The IT manager finished his e-mail to me with the following thought: "It seems to me like enterprises are setting up their IT leaders for such a miserable experience (real or perceived) more and more often that the smart and gifted IT people who could be developed into strong leaders and could make a real difference in their organizations are turning away from the challenge in significant numbers." 

Suffice to say the IT manager's observations got my attention, so I decided to investigate this trend. Were fewer IT professionals interested in becoming CIO? Was the pipeline of future CIOs drying up? And if so, why? If the answers to these questions turned out to be yes, the implications for the CIO role were definitely disturbing. 

I posed those (and other) questions to all of the sources I interviewed for my latest story, CIO Role: Is IT Facing a Leadership Crisis.   

The two CIOs I interviewed, Ministry Health Care's Will Weider and Ellen Barry (formerly of Chicago's Metropolitan Peer & Exposition Authority), and all three executive recruiters agreed that there has always been a population of IT professionals who want to remain in technical positions and possess zero interest in IT leadership positions. 

Barry said that the number may be increasing, as more IT professionals who are married to a working spouse and have young children wish to maintain work-life balance. But she didn't think this was leading to any IT leadership crisis. After all, you don't need as large a pool of talent to fill IT executive positions, since there are fewer IT executive positions than technical  positions to begin with.                                 

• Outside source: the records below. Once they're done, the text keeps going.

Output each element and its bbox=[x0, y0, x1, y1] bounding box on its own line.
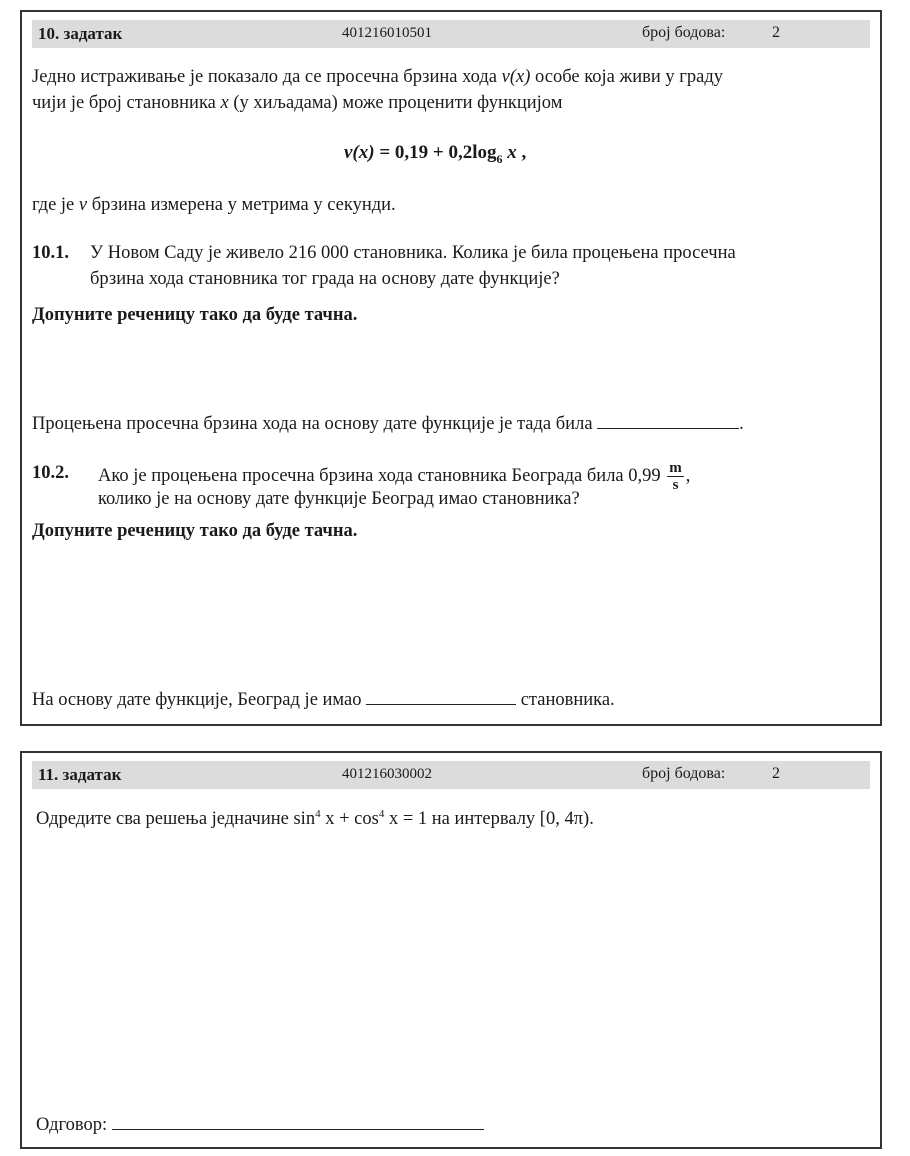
points-value: 2 bbox=[772, 765, 780, 782]
task-11-box bbox=[20, 751, 882, 1149]
question-text-line-2: колико је на основу дате функције Београд имао становника? bbox=[98, 489, 580, 509]
answer-blank-10-1[interactable] bbox=[597, 410, 739, 429]
instruction-10-2: Допуните реченицу тако да буде тачна. bbox=[32, 521, 358, 541]
points-value: 2 bbox=[772, 24, 780, 41]
question-number: 10.1. bbox=[32, 243, 69, 263]
question-number: 10.2. bbox=[32, 463, 69, 483]
formula: $v(x) = 0,19 + 0,2\log_6$ x , bbox=[344, 142, 527, 166]
intro-text-line-2: чији је број становника x (у хиљадама) може проценити функцијом bbox=[32, 93, 563, 113]
task-code: 401216010501 bbox=[342, 25, 432, 41]
intro-text-line-1: Једно истраживање је показало да се просечна брзина хода v(x) особе која живи у граду bbox=[32, 67, 723, 87]
task-10-box bbox=[20, 10, 882, 726]
answer-blank-10-2[interactable] bbox=[366, 686, 516, 705]
instruction-10-1: Допуните реченицу тако да буде тачна. bbox=[32, 305, 358, 325]
question-11-text: Одредите сва решења једначине $\sin^4 x + \cos^4 x = 1$ на интервалу [0, 4π). bbox=[36, 808, 594, 830]
question-10-2 bbox=[32, 456, 872, 512]
task-number: 10. задатак bbox=[38, 24, 123, 43]
formula-explanation: где је v брзина измерена у метрима у секунди. bbox=[32, 195, 396, 215]
answer-sentence-10-2: На основу дате функције, Београд је имао становника. bbox=[32, 686, 615, 713]
question-10-1 bbox=[32, 240, 872, 300]
answer-label: Одговор: bbox=[36, 1115, 108, 1135]
answer-sentence-10-1: Процењена просечна брзина хода на основу дате функције је тада била . bbox=[32, 410, 744, 437]
unit-fraction: $\frac{m}{s}$ bbox=[669, 460, 682, 493]
question-text-line-2: брзина хода становника тог града на основу дате функције? bbox=[90, 269, 560, 289]
question-text-line-1: У Новом Саду је живело 216 000 становника. Колика је била процењена просечна bbox=[90, 243, 736, 263]
points-label: број бодова: bbox=[642, 24, 726, 41]
task-11-header bbox=[32, 761, 870, 789]
answer-line-11 bbox=[36, 1111, 484, 1138]
points-label: број бодова: bbox=[642, 765, 726, 782]
task-code: 401216030002 bbox=[342, 766, 432, 782]
task-number: 11. задатак bbox=[38, 765, 122, 784]
question-text-line-1: Ако је процењена просечна брзина хода становника Београда била 0,99 $\frac{m}{s}$ , bbox=[98, 460, 691, 493]
task-10-header bbox=[32, 20, 870, 48]
answer-blank-11[interactable] bbox=[112, 1111, 484, 1130]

Weider, meanwhile, spoke of the number of professionals in his IT department who are interested in advancement. He told me, "I have a good sense of who's looking for advancement, and specifically who's gunning for my job, and it's a pretty long list these days."   

Mark Polansky, managing director of Korn/Ferry International's North America Information Technology Officers Center of Expertise, posited that the IT manager wasn't hiring the right people, particularly if he was looking for individuals he could groom for leadership positions. 

What do you think of the trend this IT manager observed in his IT department? Do you see something similar happening in your IT organization?